Thursday, June 08, 2006

"Starve the Beast" is a Bankrupt Idea

Jonathan Rauch of the Brookings Institute has an interesting comment on the use of tax cuts to “starve the beast,” in the June 2006 issue of The Atlantic Monthly. He visits William Niskanen, chairman of the Cato Institute, a libertarian think-tank, for some numbers. Niskanen does a statistical regression of spending on taxes from 1981 to 2005, controlling for unemployment, and shows that tax cuts actually “stoke the beast.”

“A tax cut of 1% of GDP increases the rate of spending growth by about 0.15 percent of GDP a year. A comparable tax hike reduces spending growth by the same amount.”

Niskanen found that the level of taxes that neither reduce nor grow spending is about 19% of GDP.

Niskanen has an interesting little story explaining this. If the government spends 25% more than it receives in taxes, this feels like a 20% discount to voters on the price of government. And as the law of demand says, when the price of something goes down, people purchase more of it.

That story leaves a bad taste in my mouth.

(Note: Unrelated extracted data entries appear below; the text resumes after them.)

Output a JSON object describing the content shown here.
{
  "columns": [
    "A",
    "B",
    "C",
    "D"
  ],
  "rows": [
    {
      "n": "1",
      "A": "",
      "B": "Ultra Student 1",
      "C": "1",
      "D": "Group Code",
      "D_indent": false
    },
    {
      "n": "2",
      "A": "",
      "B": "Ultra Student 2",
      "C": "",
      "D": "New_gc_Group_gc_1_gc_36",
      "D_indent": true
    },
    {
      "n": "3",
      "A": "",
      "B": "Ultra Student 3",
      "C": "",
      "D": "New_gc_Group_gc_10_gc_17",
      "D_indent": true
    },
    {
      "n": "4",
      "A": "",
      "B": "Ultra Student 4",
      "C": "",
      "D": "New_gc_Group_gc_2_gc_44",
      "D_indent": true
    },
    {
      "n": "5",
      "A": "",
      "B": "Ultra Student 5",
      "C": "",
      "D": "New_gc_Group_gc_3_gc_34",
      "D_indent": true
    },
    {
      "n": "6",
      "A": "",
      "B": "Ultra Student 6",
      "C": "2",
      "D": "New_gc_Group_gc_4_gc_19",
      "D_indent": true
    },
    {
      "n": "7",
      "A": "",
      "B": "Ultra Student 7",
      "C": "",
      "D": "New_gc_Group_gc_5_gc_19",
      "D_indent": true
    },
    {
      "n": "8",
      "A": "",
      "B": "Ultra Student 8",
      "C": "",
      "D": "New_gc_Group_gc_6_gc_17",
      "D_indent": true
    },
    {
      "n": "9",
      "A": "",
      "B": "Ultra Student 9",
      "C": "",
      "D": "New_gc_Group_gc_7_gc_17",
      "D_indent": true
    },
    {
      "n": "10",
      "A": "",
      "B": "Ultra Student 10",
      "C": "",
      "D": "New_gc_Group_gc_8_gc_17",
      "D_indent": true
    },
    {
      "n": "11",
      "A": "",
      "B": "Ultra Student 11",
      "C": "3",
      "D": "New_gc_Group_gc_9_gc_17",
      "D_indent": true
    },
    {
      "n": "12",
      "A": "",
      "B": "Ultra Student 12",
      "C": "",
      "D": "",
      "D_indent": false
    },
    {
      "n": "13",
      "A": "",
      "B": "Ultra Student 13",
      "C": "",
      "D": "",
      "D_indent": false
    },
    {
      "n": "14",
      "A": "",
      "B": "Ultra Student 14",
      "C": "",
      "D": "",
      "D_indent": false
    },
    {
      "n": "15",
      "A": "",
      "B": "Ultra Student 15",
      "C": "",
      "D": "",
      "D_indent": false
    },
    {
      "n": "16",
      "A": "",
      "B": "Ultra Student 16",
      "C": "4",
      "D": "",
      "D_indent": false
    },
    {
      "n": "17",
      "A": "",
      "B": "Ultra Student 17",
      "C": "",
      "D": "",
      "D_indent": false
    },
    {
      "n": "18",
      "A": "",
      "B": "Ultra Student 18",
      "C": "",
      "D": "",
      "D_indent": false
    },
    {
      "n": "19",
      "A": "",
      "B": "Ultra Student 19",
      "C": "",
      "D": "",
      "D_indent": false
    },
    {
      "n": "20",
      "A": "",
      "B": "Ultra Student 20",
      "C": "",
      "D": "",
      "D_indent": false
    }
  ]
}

Okay, maybe that story went over well with you, the lay reader. But that little story has so many things wrong with it that no economist worth their salt can walk by without doing a double take. Since Niskanen went to the same school as I did, I’m going to give him the benefit of the doubt and assume that he didn’t want to overwhelm Rauch with a more accurate model. But really, he should be more careful, because a more accurate model better describes reality, and most of us here prefer to live in reality.

Here’s what’s wrong with the story: voters don’t choose government spending. Politicians choose government spending. Politicians choose tax cuts. Ordinary citizens can comment on that every two, four and six years. But they don’t choose government spending.

To make the story work, you must replace voters in the story with politicians. That’s right; the politicians who order the tax cuts are the ones who spend like it’s the last day of the 20%-off sale at Macy’s. And to make the story work, you must further assume that politicians are either so stupid that they don’t realize we are going to have to pay the money back, or so selfish that they don’t care. While I don’t dismiss the possibility of the former, I would lay my money on the latter. The objective of most politicians is to get re-elected, to keep playing this game, and that means cutting taxes as well as spending money on constituents back home even when it is contrary to their stated ideological goal of reducing the size of the government.

“Starve the Beast” is a bankrupt idea because it expects the same pandering politicians who cut taxes to also cut spending. It turns out you don’t even need to model the politicians’ objective functions, because it all comes down to common sense. Responsible governments pay for what they buy. Irresponsible governments put it on the grandkids’ credit card and toss a little extra in the cart for their friends.

2 comments:

C. L. Hanson said...

"Honey, look what a good bargain on government today!! Let's buy some more of that!!" LOL, is that supposed to be serious?

Good analysis. I'm no economist, but I am absolutely disgusted with the way the current administration is wantonly maxing out the U.S.'s every last ounce of credit and credibility without a thought for the future.

Julia said...

Your thoughts on economics always make me think about things I haven't really thought much about...and that's one of the things I love about you! Helping the lay person think about things that matter in a new and useful manner.